Bird Anatomy: Bills and Feet

Birds’ bills (beaks) and feet are highly specialized largely due to the birds lack of arms and hands. Bills and feet perform many functions other animals do with their forelimbs—reach, grasp, pick-up, manipulate food, climb, carry. You could probably figure out what niche in the environment a particular bird occupies and what type of food it eats simply by observing its bill and feet.

BILLS
Birds’ bills have different shapes to help them reach for, pick up, and manipulate things, especially food, as the need arises. Consider the bill shape and food source of a few well known birds—eagle, hummingbird, cardinal, woodpecker, nuthatch. Eagles, like most raptors, have large, hooked bills adapted for tearing apart their prey, which in the case of the bald eagle is usually fish.
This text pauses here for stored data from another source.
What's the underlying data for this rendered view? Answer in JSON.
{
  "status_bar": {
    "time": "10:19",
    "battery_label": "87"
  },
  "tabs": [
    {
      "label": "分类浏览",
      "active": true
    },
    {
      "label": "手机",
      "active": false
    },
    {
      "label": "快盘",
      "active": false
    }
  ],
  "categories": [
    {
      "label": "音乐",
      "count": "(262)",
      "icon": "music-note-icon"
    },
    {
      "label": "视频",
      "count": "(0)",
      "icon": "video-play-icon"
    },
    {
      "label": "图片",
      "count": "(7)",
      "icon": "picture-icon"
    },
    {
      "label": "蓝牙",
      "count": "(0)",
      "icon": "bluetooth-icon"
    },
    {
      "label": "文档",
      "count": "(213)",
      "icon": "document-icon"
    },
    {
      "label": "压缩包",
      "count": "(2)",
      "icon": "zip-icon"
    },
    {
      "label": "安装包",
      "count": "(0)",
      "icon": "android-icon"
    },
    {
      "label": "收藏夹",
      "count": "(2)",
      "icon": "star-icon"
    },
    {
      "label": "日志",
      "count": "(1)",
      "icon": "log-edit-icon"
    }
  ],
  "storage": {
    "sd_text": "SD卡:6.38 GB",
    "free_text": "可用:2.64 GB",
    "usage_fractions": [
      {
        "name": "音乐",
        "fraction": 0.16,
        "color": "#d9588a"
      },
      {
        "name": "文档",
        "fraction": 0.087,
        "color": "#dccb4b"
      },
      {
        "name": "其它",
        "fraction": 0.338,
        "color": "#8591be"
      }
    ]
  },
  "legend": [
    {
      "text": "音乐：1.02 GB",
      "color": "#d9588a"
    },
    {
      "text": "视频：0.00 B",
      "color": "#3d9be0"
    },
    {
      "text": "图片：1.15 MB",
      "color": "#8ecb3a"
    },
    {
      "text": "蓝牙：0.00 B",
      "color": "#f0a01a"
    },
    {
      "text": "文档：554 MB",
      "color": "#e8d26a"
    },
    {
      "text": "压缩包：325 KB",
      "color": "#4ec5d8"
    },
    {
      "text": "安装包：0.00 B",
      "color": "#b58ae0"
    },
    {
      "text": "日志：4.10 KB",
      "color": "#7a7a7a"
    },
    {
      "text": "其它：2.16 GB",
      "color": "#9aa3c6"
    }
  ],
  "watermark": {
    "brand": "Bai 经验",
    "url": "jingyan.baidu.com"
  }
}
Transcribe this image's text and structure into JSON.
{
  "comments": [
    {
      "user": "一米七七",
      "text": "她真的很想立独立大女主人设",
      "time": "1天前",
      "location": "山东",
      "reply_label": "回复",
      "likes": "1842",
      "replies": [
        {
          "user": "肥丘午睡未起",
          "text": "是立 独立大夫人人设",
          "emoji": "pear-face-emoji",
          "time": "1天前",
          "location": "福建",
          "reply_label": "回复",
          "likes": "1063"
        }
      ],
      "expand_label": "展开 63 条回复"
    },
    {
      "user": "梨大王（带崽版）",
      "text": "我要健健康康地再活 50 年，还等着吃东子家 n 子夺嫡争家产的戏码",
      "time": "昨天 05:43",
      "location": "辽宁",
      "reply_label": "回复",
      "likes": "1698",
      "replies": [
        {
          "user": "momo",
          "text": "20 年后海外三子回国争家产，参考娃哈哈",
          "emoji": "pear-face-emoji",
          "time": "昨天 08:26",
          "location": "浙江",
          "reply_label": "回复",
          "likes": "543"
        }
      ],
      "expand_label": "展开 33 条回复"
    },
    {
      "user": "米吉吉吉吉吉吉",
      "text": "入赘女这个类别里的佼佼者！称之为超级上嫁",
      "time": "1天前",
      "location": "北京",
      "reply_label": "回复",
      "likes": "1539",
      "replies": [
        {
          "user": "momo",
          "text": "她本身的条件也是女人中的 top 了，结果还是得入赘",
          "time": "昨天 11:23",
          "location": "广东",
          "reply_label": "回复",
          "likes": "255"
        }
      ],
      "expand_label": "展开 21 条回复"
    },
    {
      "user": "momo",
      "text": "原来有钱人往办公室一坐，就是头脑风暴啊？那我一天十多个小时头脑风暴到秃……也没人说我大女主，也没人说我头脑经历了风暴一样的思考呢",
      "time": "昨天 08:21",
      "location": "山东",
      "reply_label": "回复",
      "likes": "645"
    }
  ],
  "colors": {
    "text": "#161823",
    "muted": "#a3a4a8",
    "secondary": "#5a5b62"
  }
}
Hummingbirds have a long, narrow, straw-like bill for sipping nectar from trumpet shaped flowers and hummingbird feeders. The cardinals heavy, conical bill is perfectly shaped for cracking open large seeds. The woodpecker’s long, heavy bill allows it to excavate cavities for nesting and probe into tree bark crevices looking for insect prey. Nuthatches also use their slightly upturned bill to search for insects in the bark of trees as they climb down the tree headfirst!

FEET
The feet, especially the toes, can tell you a lot about birds. If ducks and geese didn’t have webbed toes how would they propel themselves through the water? The talons of birds of prey, like the eagle, help them catch their prey and hold on to it while they eat it. Check out the feet of the birds at your feeders—most backyard birds have three toes facing forwards and one toe facing back. But look at the woodpeckers feet, why do you suppose it has two toes facing front and two facing back? This toe configuration allows the woodpecker to balance and climb up and down the bark of trees.